Hip hop museum to open in its birthplace in the Bronx

Entertainment

NEW YORK (Reuters) – Hip hop – the music, dance, art and fashion phenomenon that went from rough streets into fancy suites in five decades – is getting its own museum in its birthplace in the Bronx, New York.

A small pop-up exhibit gives a preview of the Universal Hip Hop Museum’s permanent home, set to open in 2023 to celebrate the culture’s global history.

To date, “there isn’t a physical place that is dedicated to the preservation and celebration of hip hop history and culture,” the museum’s Executive Director Rocky Bucano said in an interview.

The museum, dreamed up by rappers Kurtis Blow, Africa Bamba, and Grand Master Melly Mel eight years ago, will seek to ensure that “the stories can be told accurately by the people who created the history themselves,” Bucano added.
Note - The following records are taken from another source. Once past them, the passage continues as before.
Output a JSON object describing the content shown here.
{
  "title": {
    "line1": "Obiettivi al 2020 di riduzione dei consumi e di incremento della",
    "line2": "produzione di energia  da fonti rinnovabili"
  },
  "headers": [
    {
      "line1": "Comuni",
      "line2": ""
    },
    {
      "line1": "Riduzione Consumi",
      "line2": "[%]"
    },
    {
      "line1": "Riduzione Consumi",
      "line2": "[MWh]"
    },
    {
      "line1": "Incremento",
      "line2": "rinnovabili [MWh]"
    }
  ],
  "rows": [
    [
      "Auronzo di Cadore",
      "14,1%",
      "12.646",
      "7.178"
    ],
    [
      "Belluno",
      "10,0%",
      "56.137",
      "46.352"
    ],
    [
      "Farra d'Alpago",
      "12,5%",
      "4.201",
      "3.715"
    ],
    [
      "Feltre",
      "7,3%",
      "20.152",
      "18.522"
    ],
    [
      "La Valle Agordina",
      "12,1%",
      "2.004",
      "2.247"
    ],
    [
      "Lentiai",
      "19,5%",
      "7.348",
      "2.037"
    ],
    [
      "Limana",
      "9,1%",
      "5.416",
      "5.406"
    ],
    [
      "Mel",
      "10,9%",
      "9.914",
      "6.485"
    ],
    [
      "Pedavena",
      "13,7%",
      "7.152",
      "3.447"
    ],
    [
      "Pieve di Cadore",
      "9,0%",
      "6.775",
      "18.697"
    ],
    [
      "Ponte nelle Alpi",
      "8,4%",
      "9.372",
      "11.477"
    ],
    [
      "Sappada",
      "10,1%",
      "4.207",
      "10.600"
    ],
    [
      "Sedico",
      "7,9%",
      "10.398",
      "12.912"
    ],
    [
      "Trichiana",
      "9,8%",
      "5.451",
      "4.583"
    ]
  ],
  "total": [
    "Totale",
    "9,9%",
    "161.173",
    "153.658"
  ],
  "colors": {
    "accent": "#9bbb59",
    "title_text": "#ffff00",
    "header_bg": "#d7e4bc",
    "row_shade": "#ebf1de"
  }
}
Other rapper-producer-entrepreneurs have since become partners in the project, including Nas, Ice-T and LL Cool J.

Hip hop was born in the south section of the New York City borough of the Bronx in the United States in the late 1970s. The dancing, rapping and deejaying elements of hip-hop grew out of the depressed inner-city environment but it has since evolved into a multi-billion dollar part of mainstream global culture.

The initial exhibit tells the early origins of hip hop history, and will be replaced every six months with the next stage of the culture’s development. When the museum is complete, the 60,000-square-foot (5,570 square meter) space will feature interactive and immersive exhibits, live shows, film screenings and seminars.

One highlight will be a ‘breakbeat narratives’ interactive console created with Microsoft and the MIT Center for Advanced Virtuality. It takes visitors on a hip hop history based on their responses to different characters in a game.

“It forms a custom narrative of hip hop history based on their musical preferences,” Bucano said.

Artifacts on display will include Kurtis Blow’s original beat box machine, and the first and second rap records ever released.

Construction is set to start in July, with the grand opening planned to mark 50 years of hip hop in 2023.